Co-existing medical factors including varicose veins, inflammatory bowel disease (IBD) and heart conditions such as heart disease were also taken into account.
They then used sophisticated data analysis methods to calculate the incident rate ratios to compare the risks of VTE to people without the specified risk factor.
They discovered that the risk of VTE during pregnancy was only marginally higher for women who were aged over 35 years old, had a BMI greater than 25 or who smoked.
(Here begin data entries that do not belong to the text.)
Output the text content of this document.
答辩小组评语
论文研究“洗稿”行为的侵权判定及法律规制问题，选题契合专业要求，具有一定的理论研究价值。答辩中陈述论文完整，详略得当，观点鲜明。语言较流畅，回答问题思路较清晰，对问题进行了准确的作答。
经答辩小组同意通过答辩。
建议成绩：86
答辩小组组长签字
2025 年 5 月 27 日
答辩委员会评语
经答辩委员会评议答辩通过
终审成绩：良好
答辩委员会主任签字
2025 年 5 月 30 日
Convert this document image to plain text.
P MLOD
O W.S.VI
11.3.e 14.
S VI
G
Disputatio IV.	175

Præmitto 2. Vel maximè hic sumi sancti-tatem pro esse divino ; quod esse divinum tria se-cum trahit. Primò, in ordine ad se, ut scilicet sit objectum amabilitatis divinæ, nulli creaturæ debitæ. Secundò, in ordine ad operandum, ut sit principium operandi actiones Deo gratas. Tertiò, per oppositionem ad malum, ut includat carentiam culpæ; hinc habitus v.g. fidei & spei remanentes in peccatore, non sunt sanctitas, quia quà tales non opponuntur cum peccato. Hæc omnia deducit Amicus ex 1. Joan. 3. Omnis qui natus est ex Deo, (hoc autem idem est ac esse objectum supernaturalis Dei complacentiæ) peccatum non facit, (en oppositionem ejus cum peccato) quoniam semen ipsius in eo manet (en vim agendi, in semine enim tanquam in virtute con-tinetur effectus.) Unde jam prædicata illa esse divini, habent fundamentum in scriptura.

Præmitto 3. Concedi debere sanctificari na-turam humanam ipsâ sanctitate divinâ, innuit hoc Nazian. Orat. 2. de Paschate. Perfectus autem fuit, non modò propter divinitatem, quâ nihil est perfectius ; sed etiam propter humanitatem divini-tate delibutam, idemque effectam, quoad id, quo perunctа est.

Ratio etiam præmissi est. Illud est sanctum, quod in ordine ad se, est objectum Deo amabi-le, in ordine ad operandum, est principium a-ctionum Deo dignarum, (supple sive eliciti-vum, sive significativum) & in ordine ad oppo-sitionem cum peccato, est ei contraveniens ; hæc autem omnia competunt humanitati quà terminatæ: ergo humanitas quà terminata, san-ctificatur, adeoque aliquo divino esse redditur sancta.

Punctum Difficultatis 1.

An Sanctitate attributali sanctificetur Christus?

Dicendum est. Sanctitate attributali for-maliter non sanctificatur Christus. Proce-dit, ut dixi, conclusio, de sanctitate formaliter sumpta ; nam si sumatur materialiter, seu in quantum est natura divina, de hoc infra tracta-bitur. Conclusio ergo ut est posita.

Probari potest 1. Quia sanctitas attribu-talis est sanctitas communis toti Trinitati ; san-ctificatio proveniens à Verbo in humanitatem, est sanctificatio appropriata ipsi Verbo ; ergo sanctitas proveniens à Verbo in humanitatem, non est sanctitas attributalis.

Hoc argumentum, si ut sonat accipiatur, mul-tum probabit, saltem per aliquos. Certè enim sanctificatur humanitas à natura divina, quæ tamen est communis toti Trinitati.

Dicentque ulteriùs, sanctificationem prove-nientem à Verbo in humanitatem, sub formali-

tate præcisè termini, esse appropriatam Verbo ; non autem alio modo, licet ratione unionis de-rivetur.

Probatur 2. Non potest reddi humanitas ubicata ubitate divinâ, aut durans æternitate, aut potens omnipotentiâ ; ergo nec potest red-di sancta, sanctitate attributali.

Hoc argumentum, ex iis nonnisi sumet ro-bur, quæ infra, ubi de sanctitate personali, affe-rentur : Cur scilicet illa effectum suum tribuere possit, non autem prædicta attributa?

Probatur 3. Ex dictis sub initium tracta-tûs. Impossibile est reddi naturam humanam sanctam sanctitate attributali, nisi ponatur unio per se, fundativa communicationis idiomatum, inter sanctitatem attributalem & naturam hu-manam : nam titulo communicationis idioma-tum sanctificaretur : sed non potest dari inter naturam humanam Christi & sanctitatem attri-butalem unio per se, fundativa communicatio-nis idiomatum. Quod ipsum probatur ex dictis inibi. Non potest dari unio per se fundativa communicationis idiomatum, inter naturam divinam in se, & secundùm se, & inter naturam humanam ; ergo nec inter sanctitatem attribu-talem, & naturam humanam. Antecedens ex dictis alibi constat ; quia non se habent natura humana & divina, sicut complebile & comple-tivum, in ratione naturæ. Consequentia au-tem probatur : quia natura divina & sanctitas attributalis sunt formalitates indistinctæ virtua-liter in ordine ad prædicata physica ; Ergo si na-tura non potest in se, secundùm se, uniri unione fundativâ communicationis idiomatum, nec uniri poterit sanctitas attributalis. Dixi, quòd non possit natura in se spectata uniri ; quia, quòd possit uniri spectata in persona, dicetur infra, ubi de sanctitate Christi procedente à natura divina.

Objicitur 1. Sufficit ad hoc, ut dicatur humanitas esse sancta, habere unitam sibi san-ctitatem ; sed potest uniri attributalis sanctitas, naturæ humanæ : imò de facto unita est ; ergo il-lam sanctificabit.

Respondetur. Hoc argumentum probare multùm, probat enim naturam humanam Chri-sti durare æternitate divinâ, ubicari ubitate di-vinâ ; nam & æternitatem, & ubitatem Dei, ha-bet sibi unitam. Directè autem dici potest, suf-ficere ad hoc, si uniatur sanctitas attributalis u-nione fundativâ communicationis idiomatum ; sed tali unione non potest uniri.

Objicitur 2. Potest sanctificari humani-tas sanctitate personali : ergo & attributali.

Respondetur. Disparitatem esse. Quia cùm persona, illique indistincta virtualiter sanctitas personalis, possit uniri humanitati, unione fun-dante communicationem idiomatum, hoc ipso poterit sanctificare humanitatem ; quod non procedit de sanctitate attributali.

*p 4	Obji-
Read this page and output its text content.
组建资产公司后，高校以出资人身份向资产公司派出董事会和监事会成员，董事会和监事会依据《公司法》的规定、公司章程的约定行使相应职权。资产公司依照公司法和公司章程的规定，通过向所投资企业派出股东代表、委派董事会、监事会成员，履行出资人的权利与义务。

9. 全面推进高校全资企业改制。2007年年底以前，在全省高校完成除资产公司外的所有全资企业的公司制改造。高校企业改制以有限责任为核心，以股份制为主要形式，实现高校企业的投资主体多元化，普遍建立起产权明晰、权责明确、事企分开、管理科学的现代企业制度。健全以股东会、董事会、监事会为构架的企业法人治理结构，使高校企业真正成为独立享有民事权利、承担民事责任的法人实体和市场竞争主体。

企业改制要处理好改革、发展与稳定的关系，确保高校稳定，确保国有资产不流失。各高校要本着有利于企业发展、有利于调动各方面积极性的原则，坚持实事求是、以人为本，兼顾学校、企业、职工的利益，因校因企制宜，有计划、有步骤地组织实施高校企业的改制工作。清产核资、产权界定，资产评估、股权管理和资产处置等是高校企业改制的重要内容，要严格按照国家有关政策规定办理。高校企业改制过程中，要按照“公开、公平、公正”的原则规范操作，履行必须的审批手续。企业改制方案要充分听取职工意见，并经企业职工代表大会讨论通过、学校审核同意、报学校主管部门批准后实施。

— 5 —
Medical complications such as pre-existing diabetes, varicose veins and IBD were all associated with greater risk, but not pre-existing high blood pressure.
The risks were much higher for new mothers. Postnatal women with a BMI greater than 30 were four times more likely to develop a VTE, while delivery by caesarean section, multiple previous births (three or more), bleeding in pregnancy and premature birth all doubled the chances of a women developing a VTE.
Perhaps most significantly, women who suffered a still birth were six times more likely to have a VTE.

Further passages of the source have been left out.